Prevalência de assédio moral no Sistema Único de Assistência Social (SUAS) e perfil sociodemográfico das vítimas
Palavras-chave:
assédio moral no trabalho, SUAS, perfil sociodemográfico, assistência social, trabalhadoras do SUASResumo
O assédio moral no trabalho, embora envolva comportamentos antigos de violência e opressão, só ganhou destaque significativo recentemente. Desde a primeira conceituação por Heinz Leymann em 1984 e o aprofundamento do conceito pela psiquiatra Marie-France Hirigoyen em 1998, o fenômeno tem sido identificado como um conjunto sistemático e repetitivo de condutas hostis que causam danos consideráveis às vítimas. A definição de assédio moral tem evoluído, e a Organização Internacional do Trabalho (OIT) agora considera o fenômeno independentemente da repetição, destacando a importância da intensidade e das consequências dos atos.
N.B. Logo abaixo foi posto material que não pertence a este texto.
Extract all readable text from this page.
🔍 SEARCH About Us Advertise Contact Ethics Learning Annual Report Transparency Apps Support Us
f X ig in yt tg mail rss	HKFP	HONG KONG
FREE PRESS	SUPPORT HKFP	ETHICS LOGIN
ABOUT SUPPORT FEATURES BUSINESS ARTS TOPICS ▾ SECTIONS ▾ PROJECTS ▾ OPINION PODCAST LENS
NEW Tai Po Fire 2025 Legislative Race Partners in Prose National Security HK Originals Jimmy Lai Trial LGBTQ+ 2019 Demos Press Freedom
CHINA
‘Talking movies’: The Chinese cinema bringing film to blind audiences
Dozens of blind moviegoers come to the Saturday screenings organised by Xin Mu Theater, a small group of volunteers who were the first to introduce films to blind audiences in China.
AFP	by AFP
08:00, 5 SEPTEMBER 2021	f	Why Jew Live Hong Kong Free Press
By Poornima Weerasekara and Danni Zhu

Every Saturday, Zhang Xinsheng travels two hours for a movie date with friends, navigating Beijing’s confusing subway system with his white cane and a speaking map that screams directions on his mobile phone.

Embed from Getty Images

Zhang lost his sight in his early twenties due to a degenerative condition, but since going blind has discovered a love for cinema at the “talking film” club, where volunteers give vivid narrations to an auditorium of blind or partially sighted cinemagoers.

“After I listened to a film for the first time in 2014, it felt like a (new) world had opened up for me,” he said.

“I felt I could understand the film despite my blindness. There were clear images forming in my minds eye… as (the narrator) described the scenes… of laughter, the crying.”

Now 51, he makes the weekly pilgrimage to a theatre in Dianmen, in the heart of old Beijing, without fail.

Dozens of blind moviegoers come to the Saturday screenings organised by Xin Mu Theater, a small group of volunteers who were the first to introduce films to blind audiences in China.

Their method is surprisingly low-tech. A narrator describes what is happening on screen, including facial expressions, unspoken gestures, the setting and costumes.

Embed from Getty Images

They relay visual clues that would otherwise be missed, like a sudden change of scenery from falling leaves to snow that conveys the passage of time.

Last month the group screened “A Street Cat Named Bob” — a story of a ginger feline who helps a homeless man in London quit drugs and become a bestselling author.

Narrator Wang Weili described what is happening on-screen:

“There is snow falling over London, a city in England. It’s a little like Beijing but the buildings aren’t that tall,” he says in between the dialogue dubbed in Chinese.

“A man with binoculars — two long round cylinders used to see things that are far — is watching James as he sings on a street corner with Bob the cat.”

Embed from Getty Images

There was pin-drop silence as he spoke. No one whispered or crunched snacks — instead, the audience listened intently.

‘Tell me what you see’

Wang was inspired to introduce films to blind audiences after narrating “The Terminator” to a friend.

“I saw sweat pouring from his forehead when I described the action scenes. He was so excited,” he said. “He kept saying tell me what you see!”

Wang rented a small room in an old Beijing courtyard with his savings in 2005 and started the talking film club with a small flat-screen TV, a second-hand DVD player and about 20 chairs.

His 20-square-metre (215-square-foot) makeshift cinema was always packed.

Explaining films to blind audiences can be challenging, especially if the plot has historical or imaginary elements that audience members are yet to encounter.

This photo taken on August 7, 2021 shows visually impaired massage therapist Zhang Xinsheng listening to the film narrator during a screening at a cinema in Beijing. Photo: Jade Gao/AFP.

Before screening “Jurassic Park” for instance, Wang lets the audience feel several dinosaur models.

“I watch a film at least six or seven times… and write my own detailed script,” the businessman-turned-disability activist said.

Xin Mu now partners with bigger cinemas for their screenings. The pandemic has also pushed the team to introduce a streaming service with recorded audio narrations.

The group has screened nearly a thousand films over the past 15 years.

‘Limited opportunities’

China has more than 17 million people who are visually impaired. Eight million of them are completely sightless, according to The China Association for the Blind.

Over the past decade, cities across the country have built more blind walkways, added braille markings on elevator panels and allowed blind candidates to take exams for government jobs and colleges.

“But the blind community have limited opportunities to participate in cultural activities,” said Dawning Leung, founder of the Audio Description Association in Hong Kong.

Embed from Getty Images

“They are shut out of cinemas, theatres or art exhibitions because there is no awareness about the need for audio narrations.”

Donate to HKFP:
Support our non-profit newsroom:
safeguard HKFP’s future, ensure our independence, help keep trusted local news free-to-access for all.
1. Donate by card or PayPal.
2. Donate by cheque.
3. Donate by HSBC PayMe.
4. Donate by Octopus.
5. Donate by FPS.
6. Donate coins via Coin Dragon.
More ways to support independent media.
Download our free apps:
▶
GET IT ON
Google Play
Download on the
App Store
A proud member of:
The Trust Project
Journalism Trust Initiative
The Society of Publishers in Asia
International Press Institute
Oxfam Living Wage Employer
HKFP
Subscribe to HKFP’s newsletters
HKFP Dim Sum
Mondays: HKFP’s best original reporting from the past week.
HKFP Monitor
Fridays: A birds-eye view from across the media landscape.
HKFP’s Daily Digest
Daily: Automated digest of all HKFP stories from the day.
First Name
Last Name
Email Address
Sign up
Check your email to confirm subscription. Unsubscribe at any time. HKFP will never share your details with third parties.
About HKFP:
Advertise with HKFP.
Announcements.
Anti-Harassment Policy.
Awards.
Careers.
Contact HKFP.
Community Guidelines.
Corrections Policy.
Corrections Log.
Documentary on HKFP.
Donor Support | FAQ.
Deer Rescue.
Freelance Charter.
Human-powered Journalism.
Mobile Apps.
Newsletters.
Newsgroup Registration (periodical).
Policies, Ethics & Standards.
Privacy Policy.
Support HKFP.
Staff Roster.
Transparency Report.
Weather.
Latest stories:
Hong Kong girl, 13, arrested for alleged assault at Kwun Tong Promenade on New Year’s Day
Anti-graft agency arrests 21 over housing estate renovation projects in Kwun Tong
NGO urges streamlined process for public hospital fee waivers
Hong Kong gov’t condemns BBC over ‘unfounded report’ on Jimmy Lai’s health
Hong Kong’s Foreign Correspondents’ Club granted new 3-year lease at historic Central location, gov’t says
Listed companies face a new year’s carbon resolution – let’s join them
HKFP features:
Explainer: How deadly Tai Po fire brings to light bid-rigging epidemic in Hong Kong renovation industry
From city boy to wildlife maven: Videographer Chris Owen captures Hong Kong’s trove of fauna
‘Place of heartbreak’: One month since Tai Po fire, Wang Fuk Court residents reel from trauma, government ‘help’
Este estudo investigou a ocorrência de assédio moral no Sistema Único de Assistência Social (SUAS) e descreveu as características sociodemográficas dos(as) trabalhadores(as). Foram coletados dados por meio de um questionário e da Escala Laboral de Assédio Moral (ELAM). A amostra contou com 747 trabalhadores(as), com uma média de idade de 38,34 anos, sendo 88,6% do sexo feminino. Quase todos(as) (98%) relataram ter sofrido assédio moral devido a condições de trabalho degradantes, 57% alegaram assédio por preconceito e 80% relataram humilhações configuradas como assédio. A maioria dos(as) participantes se identifica como mulher cisgênera, predominantemente branca, sem deficiência, com nível superior e atuando como psicóloga ou assistente social. A feminização da assistência social aumenta a vulnerabilidade das mulheres ao assédio moral em um campo historicamente precarizado. A disparidade regional e a prevalência em profissões como psicologia corroboram dados de estudos nacionais. Além disso, a maioria dos(as) trabalhadores(as) que se declara como pessoa com deficiência já vivenciou situações de humilhação que configuram assédio moral, refletindo um cenário preocupante que demanda atenção urgente. Este estudo destaca a necessidade de vigilância contínua sobre a qualidade das condições de trabalho no serviço público, ressaltando a importância de proteger os direitos trabalhistas para garantir um ambiente de trabalho digno e assegurar a qualidade dos serviços prestados à população.